When researching this I found that climbing already has an Olympic history, when in 2006 the UIAA were granted permission from the International Olympic Committee to run a competitive event in conjunction with the Turin Winter Games. It was possible this event that lead to the IOC recognising climbing as a sport. Previous and more interesting than that was that mountaineers have already been awarded Olympic medals, in awards similar to the Piolet D’or. It was decided in 1894 that at each Olympics a gold medal would be awarded for the best mountaineering achievement in the previous four years. The first medal was awarded 1924 to the British Everest Expedition where the whole team was honoured. Over the next few Olympics several medals were awarded for mountaineering including the first ascent of the North Face of the Matterhorn.

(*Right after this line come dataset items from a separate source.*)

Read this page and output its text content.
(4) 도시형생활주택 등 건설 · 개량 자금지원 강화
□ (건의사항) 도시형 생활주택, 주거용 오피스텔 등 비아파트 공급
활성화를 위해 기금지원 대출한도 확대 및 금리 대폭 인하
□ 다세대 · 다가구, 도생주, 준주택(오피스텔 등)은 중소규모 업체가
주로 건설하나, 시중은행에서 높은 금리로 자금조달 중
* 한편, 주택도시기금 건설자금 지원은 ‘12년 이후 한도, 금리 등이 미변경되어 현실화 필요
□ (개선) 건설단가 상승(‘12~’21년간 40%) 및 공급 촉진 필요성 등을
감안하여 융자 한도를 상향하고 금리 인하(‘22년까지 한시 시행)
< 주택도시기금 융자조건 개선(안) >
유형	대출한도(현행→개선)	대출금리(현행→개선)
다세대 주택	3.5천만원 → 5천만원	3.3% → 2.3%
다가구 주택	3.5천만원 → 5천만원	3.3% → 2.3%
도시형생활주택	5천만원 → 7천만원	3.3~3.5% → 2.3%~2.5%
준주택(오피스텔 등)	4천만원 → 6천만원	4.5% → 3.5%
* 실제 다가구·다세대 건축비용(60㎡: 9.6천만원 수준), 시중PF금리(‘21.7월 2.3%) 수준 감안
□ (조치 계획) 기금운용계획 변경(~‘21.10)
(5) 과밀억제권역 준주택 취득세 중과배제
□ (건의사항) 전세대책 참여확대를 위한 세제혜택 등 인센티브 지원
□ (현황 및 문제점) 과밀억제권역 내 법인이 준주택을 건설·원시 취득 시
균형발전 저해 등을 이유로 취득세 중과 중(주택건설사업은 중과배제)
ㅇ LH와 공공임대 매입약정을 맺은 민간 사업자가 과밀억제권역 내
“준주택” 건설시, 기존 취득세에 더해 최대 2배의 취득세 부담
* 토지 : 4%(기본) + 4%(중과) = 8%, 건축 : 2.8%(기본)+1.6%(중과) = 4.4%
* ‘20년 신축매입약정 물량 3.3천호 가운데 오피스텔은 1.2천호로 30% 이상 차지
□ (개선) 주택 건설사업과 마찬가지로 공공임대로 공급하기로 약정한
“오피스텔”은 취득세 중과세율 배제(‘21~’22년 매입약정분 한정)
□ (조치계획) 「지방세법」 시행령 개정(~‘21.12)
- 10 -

Eventually, the Olympic foundation felt that mountaineering wasn’t appropriate to honour, and we arrived at the situation we are in today. Now interestingly when I chatted to a guide friend of mine we start to chat about the possibility of not only indoor sport and bouldering competition, but also ice climbing and ski mountaineering races. I was unaware that people raced across the alps, but imagine an event as long an arduous as the marathon, but staged in alpine terrain. The words amazing came out of my lips, way more interesting than watching a bunch of emaciated climbers struggle up and improbably steep piece of fibre glass.

Which begs the question of if climbing goes through the process, which will undoubtedly be long and expensive to get into the Olympics the sports are kept in only if they are popular with spectators, both in the stadium and on the television. The problem that climbing faces is that whilst climbing is exciting for the participant, unlike events that have head to head races where observers at home have the jeopardy of will there country or chosen athlete qualify and/or eventually win, climbing simply doesn’t have that.

To make climbing gripping for the audience, we might have to design events specifically for the Olympics, bouldering might well be the answer, although a dyno competition might well be as interesting as the High Jump, unfortunately it might be hard to build a Big Wall to have a speed climbing event up!